The researchers tested just 43 of the 121 workers for the coronavirus because only they had developed a cough or other symptoms similar to those of COVID-19 patients within two weeks after exposure. (The study acknowledges that it is now known that even people without symptoms can test positive.) The 40 who tested negative had shorter exposure — an average of half an hour — and were farther away from the patient.

The study — which notes that “little is known about specific risk factors for (coronavirus) transmission in health care settings” — concludes that health workers should wear N95 masks and use isolation rooms in high-risk situations like putting a confirmed or suspected COVID-19 patient on a breathing machine. For other care, they recommended N95s “where available.”

“These measures are crucial to protect (health care personnel) and preserve the health care workforce in the face of an outbreak already straining the U.S. health care system,” the CDC said.

A pedestrian wears a surgical mask as she walks by the VacaValley Hospital on Feb. 27.

The woman at the heart of the study arrived at NorthBay VacaValley Hospital on February 15 with a respiratory illness. Health workers didn’t suspect she had COVID-19 because she hadn’t traveled recently or been in touch with someone who was sick. She remained in the hospital for four days. Some of the health workers who cared for her wore no masks, gloves, goggles or gowns — all of which are now recommended when treating COVID-19 patients.

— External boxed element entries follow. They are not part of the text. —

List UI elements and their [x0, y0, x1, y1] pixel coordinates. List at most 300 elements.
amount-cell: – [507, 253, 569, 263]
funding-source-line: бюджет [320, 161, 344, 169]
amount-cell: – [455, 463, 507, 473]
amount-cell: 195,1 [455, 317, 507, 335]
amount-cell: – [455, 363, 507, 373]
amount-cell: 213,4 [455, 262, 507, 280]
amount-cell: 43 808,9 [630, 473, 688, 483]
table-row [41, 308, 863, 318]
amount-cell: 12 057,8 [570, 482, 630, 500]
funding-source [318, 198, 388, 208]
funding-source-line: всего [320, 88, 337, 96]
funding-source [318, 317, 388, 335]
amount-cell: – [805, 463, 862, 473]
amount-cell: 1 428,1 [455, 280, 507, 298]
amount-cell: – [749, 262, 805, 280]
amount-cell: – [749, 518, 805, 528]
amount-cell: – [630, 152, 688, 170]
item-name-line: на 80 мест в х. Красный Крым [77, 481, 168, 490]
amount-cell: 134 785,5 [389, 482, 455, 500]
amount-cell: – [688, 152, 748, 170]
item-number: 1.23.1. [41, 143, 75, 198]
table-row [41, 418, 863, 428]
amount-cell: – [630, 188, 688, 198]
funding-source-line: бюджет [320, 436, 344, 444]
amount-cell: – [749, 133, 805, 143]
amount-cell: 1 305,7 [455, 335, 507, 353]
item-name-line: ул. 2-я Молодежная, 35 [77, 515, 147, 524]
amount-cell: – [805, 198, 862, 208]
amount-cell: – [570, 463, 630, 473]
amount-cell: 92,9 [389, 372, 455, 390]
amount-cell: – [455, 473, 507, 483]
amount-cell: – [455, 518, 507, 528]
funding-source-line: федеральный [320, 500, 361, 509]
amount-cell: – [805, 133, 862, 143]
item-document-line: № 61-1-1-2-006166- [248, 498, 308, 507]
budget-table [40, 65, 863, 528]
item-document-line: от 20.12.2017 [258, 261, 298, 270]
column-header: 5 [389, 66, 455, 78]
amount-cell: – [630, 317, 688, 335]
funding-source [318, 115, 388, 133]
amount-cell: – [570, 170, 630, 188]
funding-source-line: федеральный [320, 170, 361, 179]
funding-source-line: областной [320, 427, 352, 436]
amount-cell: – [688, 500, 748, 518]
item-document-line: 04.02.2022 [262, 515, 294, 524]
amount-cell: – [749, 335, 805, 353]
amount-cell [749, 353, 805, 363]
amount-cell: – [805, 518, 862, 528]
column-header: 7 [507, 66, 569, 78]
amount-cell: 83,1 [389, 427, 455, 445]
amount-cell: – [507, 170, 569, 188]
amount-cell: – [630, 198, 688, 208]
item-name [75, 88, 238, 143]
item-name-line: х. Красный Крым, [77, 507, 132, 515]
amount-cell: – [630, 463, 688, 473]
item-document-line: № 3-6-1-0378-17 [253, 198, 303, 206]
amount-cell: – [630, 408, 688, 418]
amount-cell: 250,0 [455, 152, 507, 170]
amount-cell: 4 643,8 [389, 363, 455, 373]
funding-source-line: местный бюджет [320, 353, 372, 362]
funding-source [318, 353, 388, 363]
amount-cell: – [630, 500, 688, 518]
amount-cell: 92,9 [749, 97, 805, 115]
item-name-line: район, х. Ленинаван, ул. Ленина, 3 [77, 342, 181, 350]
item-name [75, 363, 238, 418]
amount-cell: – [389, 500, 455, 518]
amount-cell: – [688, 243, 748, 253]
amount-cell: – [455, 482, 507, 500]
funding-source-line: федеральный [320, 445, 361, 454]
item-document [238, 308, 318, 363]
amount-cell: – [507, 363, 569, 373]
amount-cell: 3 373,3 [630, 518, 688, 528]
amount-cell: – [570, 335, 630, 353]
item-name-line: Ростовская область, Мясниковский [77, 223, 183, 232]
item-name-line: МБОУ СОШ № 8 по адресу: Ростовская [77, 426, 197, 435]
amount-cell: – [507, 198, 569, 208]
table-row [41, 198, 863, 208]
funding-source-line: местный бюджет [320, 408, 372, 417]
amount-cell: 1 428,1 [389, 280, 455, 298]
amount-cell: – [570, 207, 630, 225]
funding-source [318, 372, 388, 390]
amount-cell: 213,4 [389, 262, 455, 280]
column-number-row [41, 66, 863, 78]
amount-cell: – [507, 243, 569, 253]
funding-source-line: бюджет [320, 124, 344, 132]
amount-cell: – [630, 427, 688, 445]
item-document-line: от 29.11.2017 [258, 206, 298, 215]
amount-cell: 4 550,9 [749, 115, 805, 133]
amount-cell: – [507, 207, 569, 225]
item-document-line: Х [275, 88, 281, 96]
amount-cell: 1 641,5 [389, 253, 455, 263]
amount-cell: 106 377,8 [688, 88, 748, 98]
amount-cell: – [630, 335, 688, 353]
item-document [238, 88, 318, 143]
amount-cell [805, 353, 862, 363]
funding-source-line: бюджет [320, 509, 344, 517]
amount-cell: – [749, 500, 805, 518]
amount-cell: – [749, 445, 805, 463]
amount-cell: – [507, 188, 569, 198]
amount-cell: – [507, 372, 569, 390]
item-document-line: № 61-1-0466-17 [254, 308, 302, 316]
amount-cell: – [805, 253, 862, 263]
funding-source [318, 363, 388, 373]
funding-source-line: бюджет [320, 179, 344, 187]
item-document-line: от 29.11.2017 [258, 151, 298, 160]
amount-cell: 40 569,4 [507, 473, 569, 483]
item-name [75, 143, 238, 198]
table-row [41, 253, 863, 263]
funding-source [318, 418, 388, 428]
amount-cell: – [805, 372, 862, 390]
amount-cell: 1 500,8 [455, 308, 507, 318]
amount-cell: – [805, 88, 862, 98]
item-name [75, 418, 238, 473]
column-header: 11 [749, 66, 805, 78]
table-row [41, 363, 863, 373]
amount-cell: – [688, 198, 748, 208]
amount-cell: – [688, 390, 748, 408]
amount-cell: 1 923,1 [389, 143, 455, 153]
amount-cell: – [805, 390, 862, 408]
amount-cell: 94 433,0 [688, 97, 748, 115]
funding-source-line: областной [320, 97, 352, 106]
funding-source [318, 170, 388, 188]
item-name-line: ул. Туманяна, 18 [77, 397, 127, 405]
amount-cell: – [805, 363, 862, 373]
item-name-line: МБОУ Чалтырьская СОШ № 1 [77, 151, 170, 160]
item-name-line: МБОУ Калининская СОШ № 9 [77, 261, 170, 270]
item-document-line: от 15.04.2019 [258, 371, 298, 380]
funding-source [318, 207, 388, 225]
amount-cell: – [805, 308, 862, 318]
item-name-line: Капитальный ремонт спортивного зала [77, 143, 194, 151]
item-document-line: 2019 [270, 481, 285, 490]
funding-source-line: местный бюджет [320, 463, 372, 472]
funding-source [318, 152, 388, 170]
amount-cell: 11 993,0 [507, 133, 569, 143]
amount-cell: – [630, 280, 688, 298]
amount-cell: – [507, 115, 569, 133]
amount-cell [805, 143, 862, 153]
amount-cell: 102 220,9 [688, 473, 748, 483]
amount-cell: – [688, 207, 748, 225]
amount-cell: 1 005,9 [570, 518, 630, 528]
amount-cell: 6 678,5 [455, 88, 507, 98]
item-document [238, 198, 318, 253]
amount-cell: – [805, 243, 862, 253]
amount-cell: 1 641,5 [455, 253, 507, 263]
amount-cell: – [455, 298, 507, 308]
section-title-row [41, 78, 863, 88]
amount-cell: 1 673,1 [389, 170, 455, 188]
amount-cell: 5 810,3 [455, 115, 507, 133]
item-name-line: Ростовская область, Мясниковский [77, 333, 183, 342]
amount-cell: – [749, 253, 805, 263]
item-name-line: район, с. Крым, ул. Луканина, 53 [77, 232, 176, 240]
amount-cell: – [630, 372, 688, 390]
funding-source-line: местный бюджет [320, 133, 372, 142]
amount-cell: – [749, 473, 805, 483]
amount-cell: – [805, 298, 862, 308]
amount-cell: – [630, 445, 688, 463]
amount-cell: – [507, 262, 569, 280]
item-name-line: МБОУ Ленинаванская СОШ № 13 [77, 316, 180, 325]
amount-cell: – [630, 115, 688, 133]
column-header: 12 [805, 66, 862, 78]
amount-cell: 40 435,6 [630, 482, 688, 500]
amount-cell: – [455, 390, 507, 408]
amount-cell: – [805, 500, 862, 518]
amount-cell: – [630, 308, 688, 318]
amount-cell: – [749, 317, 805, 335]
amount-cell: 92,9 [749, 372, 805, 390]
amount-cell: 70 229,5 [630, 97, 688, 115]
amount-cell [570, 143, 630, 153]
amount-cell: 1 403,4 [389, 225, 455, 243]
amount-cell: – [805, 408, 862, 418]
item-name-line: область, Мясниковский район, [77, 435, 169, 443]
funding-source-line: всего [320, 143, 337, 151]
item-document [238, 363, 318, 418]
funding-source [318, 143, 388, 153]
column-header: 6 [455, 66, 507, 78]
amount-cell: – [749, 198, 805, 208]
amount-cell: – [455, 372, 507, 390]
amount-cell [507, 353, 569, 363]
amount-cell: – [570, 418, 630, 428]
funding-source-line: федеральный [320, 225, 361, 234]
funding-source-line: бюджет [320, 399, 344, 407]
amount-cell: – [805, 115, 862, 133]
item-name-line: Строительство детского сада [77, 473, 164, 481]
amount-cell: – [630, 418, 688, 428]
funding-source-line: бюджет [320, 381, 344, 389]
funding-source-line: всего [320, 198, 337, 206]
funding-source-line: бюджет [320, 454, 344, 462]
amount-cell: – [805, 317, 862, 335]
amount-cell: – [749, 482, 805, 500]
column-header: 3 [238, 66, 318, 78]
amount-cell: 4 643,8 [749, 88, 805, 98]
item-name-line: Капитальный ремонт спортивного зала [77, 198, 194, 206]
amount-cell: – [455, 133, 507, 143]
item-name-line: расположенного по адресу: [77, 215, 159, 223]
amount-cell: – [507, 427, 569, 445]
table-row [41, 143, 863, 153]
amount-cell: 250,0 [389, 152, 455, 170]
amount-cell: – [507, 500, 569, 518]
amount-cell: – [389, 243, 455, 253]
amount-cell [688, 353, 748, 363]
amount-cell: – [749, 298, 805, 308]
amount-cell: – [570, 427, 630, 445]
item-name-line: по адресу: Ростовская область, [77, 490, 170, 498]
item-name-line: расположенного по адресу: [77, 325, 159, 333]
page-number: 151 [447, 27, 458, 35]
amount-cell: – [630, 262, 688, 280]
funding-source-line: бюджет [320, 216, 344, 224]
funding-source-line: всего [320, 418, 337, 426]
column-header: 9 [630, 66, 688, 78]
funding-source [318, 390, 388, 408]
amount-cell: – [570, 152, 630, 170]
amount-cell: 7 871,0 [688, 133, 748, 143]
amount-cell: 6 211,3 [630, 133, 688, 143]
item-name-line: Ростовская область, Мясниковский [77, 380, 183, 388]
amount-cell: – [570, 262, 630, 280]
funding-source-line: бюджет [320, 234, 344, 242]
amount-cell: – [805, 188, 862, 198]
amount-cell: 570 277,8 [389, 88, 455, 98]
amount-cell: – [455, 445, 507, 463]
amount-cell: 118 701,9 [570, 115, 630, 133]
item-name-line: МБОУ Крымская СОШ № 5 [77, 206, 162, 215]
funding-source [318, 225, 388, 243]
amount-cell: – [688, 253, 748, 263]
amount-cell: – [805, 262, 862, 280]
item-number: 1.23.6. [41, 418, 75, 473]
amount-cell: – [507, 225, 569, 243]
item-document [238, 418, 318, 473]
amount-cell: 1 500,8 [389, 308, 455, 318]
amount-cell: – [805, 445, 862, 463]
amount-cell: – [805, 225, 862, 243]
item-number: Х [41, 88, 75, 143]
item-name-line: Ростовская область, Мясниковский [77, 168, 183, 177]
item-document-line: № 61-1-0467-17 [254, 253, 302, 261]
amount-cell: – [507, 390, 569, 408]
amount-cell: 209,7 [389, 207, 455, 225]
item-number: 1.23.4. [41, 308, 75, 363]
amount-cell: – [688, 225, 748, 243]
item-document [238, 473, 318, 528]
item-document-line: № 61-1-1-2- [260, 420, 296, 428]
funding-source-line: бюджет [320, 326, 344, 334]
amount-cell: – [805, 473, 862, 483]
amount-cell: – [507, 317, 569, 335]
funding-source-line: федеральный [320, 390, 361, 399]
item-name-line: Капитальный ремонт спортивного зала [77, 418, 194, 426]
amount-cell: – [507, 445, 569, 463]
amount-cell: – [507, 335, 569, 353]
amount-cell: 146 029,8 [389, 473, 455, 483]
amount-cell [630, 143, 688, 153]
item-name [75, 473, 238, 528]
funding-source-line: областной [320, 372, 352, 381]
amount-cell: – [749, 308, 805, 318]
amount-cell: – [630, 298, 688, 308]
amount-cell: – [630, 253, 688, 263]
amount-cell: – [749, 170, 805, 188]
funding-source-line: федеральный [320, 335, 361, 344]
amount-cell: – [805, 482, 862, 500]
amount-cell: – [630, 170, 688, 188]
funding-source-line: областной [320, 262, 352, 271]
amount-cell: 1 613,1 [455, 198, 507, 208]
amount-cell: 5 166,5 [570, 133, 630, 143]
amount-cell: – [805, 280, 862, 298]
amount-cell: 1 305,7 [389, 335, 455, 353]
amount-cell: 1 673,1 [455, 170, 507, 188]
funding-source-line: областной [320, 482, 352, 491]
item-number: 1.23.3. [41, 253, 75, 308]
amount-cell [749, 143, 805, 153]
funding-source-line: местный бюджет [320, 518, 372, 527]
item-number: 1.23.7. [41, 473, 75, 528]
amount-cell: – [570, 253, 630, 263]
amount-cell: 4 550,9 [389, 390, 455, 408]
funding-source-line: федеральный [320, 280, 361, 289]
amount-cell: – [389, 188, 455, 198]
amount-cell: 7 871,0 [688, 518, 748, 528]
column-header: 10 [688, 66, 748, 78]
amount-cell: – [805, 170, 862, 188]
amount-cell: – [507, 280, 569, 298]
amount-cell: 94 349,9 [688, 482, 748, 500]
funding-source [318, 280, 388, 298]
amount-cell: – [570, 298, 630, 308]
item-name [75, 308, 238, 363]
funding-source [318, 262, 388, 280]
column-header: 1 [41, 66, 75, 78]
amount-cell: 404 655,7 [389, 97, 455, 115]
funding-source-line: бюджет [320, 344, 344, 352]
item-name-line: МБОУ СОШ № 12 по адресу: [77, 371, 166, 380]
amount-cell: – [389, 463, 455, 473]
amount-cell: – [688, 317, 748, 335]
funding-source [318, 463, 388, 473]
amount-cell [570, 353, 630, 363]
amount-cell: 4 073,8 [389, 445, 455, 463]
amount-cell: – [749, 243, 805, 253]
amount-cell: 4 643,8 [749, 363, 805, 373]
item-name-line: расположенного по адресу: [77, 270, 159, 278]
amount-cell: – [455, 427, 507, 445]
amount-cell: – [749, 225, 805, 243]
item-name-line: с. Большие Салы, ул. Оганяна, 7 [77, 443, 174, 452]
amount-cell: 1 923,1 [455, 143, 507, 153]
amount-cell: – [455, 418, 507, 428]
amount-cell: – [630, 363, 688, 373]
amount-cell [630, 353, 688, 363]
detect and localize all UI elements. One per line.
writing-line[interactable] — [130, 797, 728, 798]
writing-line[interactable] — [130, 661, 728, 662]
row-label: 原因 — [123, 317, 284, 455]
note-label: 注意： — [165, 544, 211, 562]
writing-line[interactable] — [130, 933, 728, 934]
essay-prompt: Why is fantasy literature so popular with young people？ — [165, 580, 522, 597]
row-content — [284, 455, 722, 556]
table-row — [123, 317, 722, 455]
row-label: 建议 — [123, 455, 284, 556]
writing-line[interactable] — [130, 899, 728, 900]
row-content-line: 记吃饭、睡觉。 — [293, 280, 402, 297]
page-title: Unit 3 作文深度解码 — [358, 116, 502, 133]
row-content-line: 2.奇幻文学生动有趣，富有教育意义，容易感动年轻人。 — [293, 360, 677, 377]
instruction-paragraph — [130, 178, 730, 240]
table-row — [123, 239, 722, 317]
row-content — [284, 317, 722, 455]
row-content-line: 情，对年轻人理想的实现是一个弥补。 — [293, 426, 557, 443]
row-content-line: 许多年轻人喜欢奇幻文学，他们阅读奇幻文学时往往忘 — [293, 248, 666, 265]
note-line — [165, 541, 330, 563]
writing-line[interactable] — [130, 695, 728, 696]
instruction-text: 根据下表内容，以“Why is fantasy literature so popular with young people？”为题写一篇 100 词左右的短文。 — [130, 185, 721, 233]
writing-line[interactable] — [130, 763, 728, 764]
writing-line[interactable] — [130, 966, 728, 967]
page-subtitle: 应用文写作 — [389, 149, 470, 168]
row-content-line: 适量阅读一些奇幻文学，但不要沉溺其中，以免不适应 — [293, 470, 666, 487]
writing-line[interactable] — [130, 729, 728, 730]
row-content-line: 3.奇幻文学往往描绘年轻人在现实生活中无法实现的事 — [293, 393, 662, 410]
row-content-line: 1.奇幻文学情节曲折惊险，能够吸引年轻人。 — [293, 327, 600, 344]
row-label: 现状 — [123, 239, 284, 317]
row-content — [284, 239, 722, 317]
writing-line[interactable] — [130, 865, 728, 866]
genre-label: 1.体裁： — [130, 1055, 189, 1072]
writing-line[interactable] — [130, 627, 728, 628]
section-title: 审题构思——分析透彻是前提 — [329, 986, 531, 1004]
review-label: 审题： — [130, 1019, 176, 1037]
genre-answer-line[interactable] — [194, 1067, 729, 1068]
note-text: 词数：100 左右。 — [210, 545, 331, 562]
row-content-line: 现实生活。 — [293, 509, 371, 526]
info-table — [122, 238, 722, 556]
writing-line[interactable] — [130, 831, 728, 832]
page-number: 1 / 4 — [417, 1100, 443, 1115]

Several days after the health staff transferred the patient to another hospital, she tested positive for the disease. That’s when the hospital, and eventually the CDC, began retracing whom she might have infected. The hospital furloughed and actively monitored health care workers at high risk and asked those at low risk to self-monitor for symptoms for two weeks.

Of 121 workers exposed, 43 developed symptoms within 14 days and were tested for COVID-19. Of those, just three had positive test results. The CDC report doesn’t explain why workers with symptoms tested negative.

Those three cases were probably the first on-the-job coronavirus infections in the country, the report says.


Today, 2,789 health workers in California have COVID-19, the state’s public health department reported Wednesday. That count includes infections not only from on-the-job exposure, but from travel and other sources — many unknown.

Across the country, more than 9,200 health workers out of an estimated 18 million have the disease, the CDC reported Tuesday in a separate paper, which notes that the number probably understates the true number of coronavirus infections.

Dr. Robert Siegel, an infectious disease expert at Stanford, called the relatively low infection rate from the Solano County patient a hopeful sign. But he added that public health officials should remain vigilant in protecting workers.

“The results are promising for health care workers. It means that the risk may be less than we thought,” Siegel said. “But the cautionary note is that by using correct (personal protective equipment), health care workers may be able to keep protected.”

Siegel cautioned against generalizing from one case, but said that a single person infecting three others in this instance was on par with estimates about infection rates without social distancing. But that rate needs to be lowered to as close to zero as possible for the pandemic to end, he said.

The case studied by the CDC proved pivotal in the fight against the coronavirus and prompted the federal agency to expand its criteria for who could get tested. Doctors had asked that the Solano County patient be tested on Feb. 19, but the CDC didn’t agree until four days later, on Feb. 23. At the time, most public health officials believed that COVID-19 was transmissable only through contact with someone known to have the disease.

Health workers are especially nervous because they often lack enough protective equipment and usually can’t remain 6 feet from their patients.

Hospitals are like a cruise ship; it’s a petri dish,” said UCSF nurse Maureen Dugan. “We’re in the face of patients every day.”